Los recuerdos que tenía de la persona que más había influenciado en mi niñez se distorsionaban con los hechos de la actualidad. Mi abuela siempre fue una mujer pudorosa. Siempre aconsejándole a mi hermana que había que cuidarse, que no tenía por qué andar con poca ropa. Ahora se paseaba desnuda por mi hogar como si nada.

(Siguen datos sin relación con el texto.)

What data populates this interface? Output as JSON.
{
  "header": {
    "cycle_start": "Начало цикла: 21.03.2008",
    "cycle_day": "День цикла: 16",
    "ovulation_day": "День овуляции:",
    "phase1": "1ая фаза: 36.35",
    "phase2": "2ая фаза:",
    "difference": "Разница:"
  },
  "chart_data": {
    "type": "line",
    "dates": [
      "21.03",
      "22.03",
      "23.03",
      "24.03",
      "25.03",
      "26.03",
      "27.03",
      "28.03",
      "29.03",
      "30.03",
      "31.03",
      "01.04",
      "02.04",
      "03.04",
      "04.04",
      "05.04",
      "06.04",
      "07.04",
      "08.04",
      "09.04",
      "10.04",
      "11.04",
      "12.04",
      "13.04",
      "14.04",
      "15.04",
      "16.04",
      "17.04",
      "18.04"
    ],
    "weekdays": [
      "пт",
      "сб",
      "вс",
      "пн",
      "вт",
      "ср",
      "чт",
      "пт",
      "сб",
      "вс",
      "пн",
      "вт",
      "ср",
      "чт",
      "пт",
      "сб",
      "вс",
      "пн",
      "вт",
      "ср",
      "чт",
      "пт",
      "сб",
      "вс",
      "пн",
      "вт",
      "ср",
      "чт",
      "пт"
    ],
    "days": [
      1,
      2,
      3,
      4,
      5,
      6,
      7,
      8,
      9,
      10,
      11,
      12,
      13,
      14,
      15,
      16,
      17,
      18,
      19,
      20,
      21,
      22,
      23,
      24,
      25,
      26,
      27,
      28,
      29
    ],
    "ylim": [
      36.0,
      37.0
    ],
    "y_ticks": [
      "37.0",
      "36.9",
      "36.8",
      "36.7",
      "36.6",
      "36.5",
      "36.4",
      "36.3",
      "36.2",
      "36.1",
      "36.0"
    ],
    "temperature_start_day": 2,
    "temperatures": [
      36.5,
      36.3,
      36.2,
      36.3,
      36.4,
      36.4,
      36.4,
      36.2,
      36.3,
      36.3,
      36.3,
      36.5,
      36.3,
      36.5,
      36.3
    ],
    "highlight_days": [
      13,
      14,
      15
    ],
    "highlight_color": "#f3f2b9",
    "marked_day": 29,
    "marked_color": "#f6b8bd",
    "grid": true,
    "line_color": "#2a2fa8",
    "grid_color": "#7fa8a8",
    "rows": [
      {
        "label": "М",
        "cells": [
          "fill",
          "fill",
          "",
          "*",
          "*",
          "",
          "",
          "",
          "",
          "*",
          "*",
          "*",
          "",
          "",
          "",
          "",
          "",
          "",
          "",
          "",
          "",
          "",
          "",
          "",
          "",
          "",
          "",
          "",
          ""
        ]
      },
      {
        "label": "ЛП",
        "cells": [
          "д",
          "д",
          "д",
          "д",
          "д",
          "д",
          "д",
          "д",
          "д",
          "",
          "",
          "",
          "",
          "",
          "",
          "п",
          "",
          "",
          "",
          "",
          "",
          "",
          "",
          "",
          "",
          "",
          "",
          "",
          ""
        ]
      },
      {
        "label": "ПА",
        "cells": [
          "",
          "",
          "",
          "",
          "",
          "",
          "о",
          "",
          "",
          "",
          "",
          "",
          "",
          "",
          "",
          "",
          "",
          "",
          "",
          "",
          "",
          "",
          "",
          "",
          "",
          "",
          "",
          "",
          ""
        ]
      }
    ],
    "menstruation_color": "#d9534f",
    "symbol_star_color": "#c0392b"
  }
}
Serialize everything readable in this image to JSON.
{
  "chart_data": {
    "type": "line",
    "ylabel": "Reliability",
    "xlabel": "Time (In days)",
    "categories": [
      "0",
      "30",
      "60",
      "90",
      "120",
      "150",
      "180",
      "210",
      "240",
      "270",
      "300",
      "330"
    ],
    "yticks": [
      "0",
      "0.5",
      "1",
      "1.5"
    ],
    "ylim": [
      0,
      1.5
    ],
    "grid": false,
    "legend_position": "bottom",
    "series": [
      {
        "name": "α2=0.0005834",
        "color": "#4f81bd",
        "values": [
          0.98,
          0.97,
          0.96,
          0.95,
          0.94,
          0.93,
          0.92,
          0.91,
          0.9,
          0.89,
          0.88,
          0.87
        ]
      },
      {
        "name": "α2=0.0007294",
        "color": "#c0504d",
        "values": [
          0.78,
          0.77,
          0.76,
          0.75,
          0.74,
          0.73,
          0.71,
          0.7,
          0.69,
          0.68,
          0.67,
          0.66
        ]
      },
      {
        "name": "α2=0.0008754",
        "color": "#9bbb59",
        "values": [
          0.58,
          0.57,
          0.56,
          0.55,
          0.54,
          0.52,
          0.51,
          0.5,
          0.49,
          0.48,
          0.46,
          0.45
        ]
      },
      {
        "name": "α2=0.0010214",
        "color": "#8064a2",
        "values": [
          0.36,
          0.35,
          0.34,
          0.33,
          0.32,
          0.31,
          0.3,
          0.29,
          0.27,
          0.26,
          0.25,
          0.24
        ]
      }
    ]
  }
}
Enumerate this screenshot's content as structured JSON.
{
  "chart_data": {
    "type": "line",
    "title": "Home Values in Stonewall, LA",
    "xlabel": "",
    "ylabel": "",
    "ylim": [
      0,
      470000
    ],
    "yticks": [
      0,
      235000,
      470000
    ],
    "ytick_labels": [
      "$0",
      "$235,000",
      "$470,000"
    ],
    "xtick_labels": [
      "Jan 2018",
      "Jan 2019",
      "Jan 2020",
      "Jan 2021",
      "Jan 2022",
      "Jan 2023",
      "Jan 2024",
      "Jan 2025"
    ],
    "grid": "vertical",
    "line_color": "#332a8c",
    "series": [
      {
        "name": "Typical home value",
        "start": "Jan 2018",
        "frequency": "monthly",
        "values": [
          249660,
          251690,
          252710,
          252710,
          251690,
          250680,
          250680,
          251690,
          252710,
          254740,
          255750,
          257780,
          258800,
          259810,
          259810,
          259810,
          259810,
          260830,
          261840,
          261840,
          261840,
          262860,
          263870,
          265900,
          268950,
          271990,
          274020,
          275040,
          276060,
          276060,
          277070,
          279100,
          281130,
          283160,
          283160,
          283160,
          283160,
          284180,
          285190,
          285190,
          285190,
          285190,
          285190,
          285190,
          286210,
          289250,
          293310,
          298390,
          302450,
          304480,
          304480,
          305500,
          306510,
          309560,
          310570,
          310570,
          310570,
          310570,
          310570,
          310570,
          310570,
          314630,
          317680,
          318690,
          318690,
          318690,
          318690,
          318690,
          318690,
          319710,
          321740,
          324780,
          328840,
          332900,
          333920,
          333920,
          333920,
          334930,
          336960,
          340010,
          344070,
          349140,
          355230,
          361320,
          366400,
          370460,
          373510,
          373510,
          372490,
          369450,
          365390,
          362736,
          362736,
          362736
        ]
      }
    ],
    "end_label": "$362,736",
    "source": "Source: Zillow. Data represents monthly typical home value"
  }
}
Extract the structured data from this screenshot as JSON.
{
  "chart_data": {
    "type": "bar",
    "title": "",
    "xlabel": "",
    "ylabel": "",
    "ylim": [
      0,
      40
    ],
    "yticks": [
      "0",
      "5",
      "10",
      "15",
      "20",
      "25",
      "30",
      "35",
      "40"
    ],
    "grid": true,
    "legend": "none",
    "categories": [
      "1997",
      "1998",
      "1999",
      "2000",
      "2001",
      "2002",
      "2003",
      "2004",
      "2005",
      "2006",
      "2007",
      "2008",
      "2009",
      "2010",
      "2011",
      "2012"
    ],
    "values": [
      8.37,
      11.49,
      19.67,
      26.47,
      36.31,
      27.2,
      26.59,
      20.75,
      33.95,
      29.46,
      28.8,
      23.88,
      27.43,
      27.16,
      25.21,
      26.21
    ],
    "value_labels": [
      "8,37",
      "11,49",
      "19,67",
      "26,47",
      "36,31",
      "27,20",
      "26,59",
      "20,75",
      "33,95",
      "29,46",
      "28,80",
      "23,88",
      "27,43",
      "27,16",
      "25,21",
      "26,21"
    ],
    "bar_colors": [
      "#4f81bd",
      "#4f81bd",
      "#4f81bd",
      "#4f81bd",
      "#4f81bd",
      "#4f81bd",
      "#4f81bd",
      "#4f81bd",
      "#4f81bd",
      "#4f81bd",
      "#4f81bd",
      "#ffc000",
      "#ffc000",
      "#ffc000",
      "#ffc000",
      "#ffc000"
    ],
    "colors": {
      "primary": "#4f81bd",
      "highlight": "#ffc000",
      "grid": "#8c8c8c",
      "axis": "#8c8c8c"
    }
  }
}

Insultaba a diestra y siniestra, se comía la mantequilla como si se tratase de una fruta, luchaba por escaparse de su cuarto.
Fue así que al año siguiente, y luego de tormentosas anécdotas que prefiero obviar, tratando de huir de su encierro, cayó al suelo. Se rompió la cadera la abuela. Ahora andaba en silla de ruedas. Y como por arte de magia, su luz se apagó. Parece que lo conciente que aún guardaba floreció. Y se dedicó a esperar el fin sin hacernos problemas.
El día de su muerte yo andaba en el “vicio”. Alexis me había retado a un mano a mano que superé con facilidad. Thierry Henry, la gacela, se encargó de desechar en todos los asiduos concurrentes al lugar el rumor que indicaba que yo había perdido habilidad en el Winning. Cuando me enteré de lo de la abuela, me sorprendió mi indiferencia. Permanecí inmutable tanto en el velorio como en su entierro. Mi abuela se había ido de mi vida ya hace mucho tiempo.
Dos días después, los cables de noticias deportivas por la televisión informaban sobre “el traspaso del año”. Thierry Henry, del Arsenal, abandonaba su club de toda la vida para enrolarse al Barcelona de España. Era el fin de la dinastía del Arsenal en el “vicio”. Sin la gacela, no podría ganar nada. Y pasar a usar otro equipo era algo vetado en el código de los “viciosos”. Mi hogar, después de tiempo, era un monumento al silencio, como yo. Entonces apagué el televisor, me senté al borde de mi cama, y lloré, lloré y lloré.